SHARM EL-SHEIKH, Egypt (Reuters) - President George W. Bush said on Wednesday that Syria and Iran must end interference in Lebanese politics, and called for nations in the region to support Prime Minister Fouad Siniora.
Bush, at the end of a Middle East tour of Israel and Arab countries, also promised to stay engaged in Middle East peacemaking and said he was optimistic an Israeli-Palestinian agreement could be reached before he leaves office.
Speaking about Lebanon, Bush said: “It’s important to encourage the holding of immediate and unconditional presidential elections according to the Lebanese constitution.”
“And to make it clear to Syria, Iran and their allies they must end their interference and efforts to undermine the process,” Bush added.
A political conflict pitting Siniora’s Western-backed governing coalition against opposition led by Hezbollah, which is backed by Syria and Iran, has paralyzed government.
Bush also sought support from Arab allies to contain Iran’s growing regional influence, and told them Tehran remained a threat despite a National Intelligence Estimate that said Iran stopped its nuclear weapons program in 2003.
U.S. tensions with Iran resurfaced recently after an incident in the Strait of Hormuz in which the United States said Iranian ships harassed U.S. ships.
Bush says the Unites States continues to pursue diplomatic means to resolve issues with Iran, but that all options are on the table.
Analysts say that while Washington’s Arab allies are wary of Iran’s growing influence in the region, they do not want to see a U.S. military confrontation with Tehran.
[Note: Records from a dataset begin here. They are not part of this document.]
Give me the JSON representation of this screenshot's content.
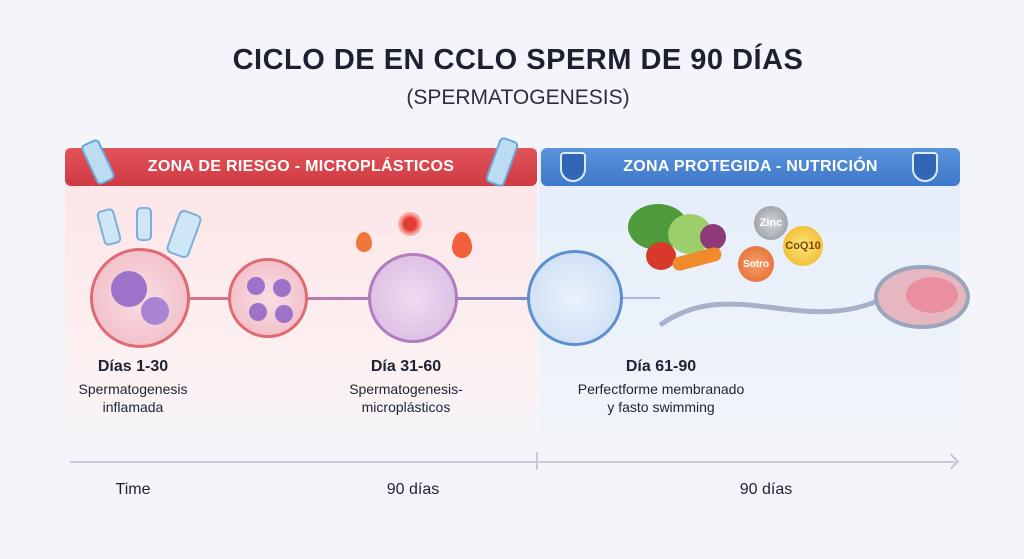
{
  "title": "CICLO DE EN CCLO SPERM DE 90 DÍAS",
  "subtitle": "(SPERMATOGENESIS)",
  "zones": {
    "risk": {
      "label": "ZONA DE RIESGO - MICROPLÁSTICOS",
      "color": "#d6434b"
    },
    "protected": {
      "label": "ZONA PROTEGIDA - NUTRICIÓN",
      "color": "#4a84d0"
    }
  },
  "supplements": [
    "Zinc",
    "Sotro",
    "CoQ10"
  ],
  "stages": [
    {
      "heading": "Días 1-30",
      "line1": "Spermatogenesis",
      "line2": "inflamada"
    },
    {
      "heading": "Día  31-60",
      "line1": "Spermatogenesis-",
      "line2": "microplásticos"
    },
    {
      "heading": "Día 61-90",
      "line1": "Perfectforme membranado",
      "line2": "y fasto swimming"
    }
  ],
  "timeline": {
    "start": "Time",
    "mid": "90 días",
    "end": "90 días"
  }
}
“Iran is a neighboring country and important in the region. Naturally, we have nothing bad towards Iran,” Saudi Foreign Minister Saud al-Faisal said at a news conference with Secretary of State Condoleezza Rice on Tuesday.
“We hope that Iran also responds to the international legitimacy requirements,” he said.
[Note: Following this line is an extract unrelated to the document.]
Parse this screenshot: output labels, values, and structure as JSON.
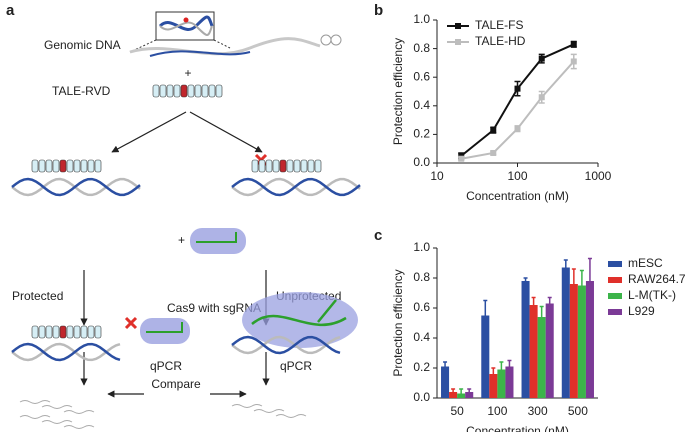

Bush tried to rally Arab support for peacemaking efforts, including reaching out to Israel, during his visit to Kuwait, Bahrain, the United Arab Emirates, Saudi Arabia and Egypt.
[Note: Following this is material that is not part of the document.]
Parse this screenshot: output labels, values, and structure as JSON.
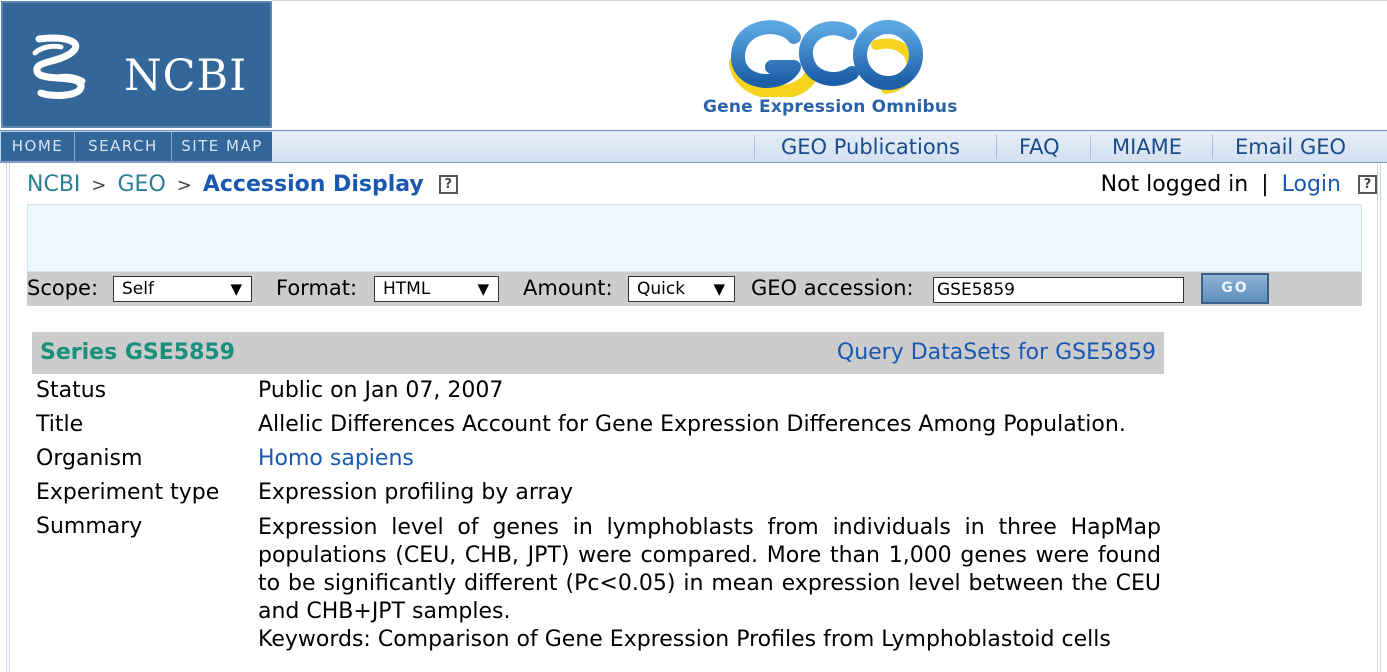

He started the trip last week by making his first presidential visit to Israel and the occupied West Bank and said he expected the two sides to sign a peace treaty before his term ends in January 2009.
“And I know nations in the neighborhood are willing to help, particularly yourself, and I appreciate your strong constructive support for the process,” Bush told Egyptian President Hosni Mubarak at this Red Sea resort.
“When I say I’m coming back to stay engaged, I mean it. When I say I’m optimistic we can get a deal done, I mean what I’m saying,” Bush said.
Mubarak said Egypt, a traditional mediator, was ready to work hand in hand with the United States and others for the sake of Israeli-Palestinian peace.
After seven years in office, Bush’s recent hands-on approach in peacemaking efforts has raised some questions about his commitment. He has accepted an invitation to return for Israel’s 60th anniversary celebrations, which fall in May.
Bush also discussed with Mubarak and other Arab leaders the situation in Iraq. The U.S.-led war in Iraq has been deeply unpopular in the Arab world.
“The decision to send more troops is working. Violence is down,” Bush said.
He said Rice, in Baghdad on Tuesday, saw “life returning back to the streets. The moms are out with their children, normal life is coming back. And political life is moving.”
Bush arrived in Egypt from Saudi Arabia where he discussed high oil prices with King Abdullah, the leader of the world’s biggest exporter, during an overnight stay at his desert ranch.
“The president said that there is a hope as a result of these conversations that OPEC would be encouraged to authorize an increase in production,” White House spokeswoman Dana Perino told reporters traveling with Bush.
“He says that the King says that he understands the situation. He’s worried about high oil prices and how they can negatively affect economies around the world,” Perino said.